Radnabenmotor-Start-up Deep Drive erhält weitere Millionen von BMW und Continental

Nach einem Jahrhundert im Dornröschenschlaf steht eine ursprüngliche Antriebstechnik für Elektroautos vor ihrem Comeback: der Radnabenmotor. Er bietet dank neuer technischer Entwicklungen eine Vielzahl von Einsatzmöglichkeiten für Kleinwagen, sportliche Autos und Nutzfahrzeuge. Denn Ingenieure haben ihm viele bauartbedingte Nachteile ausgetrieben.

Ein elektrischer Radnabenmotor spart im Vergleich zu herkömmlichen E-Antrieben Platz – und die Bremse ist gleich integriert.
Foto: Continental AG

Das Münchner Start-up Deep Drive arbeitet an einer Weiterentwicklung des Radnabenmotors.

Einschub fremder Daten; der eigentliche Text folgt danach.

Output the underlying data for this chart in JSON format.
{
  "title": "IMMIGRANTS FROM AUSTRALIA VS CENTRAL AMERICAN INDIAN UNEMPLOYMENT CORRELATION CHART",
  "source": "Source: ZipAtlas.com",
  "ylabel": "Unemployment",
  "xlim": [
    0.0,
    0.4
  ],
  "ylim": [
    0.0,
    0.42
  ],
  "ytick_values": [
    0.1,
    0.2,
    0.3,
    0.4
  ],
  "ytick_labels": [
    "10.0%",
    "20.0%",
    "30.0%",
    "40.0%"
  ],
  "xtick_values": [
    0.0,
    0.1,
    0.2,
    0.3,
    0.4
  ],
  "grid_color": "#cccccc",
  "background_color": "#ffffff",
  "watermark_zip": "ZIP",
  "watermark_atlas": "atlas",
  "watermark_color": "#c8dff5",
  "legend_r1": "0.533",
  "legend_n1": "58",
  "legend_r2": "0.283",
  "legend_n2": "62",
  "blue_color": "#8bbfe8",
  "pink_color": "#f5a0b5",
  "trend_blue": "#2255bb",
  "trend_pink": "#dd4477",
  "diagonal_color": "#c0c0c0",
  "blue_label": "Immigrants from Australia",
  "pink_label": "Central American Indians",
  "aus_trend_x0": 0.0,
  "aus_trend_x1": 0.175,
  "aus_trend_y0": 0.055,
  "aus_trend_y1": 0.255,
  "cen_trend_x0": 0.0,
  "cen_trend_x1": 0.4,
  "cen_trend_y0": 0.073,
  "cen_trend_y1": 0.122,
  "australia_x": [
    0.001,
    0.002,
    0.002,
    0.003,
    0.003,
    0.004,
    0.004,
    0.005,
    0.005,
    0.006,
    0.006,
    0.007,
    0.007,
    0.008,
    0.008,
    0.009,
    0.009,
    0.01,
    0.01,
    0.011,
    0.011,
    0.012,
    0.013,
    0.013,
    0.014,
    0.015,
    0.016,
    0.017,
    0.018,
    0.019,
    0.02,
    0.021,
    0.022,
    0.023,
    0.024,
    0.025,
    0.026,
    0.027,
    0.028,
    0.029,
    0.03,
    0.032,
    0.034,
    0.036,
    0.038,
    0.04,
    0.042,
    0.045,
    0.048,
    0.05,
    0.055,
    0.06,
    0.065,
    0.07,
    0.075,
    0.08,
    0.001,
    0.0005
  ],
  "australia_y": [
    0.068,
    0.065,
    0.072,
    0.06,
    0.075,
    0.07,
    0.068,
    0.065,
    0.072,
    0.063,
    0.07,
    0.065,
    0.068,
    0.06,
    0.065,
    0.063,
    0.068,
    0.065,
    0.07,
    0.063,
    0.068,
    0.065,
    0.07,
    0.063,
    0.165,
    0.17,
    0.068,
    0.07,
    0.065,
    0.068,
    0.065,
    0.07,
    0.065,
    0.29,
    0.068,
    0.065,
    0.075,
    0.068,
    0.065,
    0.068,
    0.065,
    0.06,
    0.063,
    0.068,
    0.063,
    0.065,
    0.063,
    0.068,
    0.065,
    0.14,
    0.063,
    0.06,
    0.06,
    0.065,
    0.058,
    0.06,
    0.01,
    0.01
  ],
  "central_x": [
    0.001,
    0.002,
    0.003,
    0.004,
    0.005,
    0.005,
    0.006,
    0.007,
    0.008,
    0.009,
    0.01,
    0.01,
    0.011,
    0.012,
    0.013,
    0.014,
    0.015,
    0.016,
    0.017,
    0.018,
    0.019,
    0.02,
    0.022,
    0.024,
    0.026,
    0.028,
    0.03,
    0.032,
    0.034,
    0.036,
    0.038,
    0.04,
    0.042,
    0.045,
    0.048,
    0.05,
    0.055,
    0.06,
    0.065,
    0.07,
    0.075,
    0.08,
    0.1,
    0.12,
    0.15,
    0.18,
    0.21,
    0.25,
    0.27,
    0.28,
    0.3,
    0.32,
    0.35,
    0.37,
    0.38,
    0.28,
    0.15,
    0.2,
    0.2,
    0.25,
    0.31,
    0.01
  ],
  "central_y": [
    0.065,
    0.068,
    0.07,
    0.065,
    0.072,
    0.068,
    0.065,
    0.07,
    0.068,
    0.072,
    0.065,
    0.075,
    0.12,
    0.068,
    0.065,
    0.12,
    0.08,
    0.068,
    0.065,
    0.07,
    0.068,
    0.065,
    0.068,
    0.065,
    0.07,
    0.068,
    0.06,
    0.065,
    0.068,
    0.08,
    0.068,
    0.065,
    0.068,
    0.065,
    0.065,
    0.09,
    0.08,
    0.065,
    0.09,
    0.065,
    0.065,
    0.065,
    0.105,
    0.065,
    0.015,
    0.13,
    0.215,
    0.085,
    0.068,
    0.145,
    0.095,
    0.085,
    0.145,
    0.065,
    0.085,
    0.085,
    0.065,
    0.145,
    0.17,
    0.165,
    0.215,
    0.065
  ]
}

Zu den Investoren in die Technik gehören BMW und Continental. Tests u. a. mit einem BMW-Prototypen waren offenbar so überzeugend, dass die beiden Konzerne in einer Finanzierungsrunde nun 30 Mio. € nachgeschossen haben.

Das Geld soll zur Erweiterung der Produktionslinien verwendet werden, um die Herstellung der Antriebe zu industrialisieren. Deep Drive spricht davon, dass bereits acht der zehn größten Automobilhersteller mit dem Start-up an verschiedenen Entwicklungsprojekten arbeiten. Die Produktion des neuen Antriebsstrangs sei deutlich kostengünstiger als die von vergleichbaren Systemen, verbrauche weniger Materialien wie Eisen oder Magnetmaterial und benötige weniger Seltene Erden.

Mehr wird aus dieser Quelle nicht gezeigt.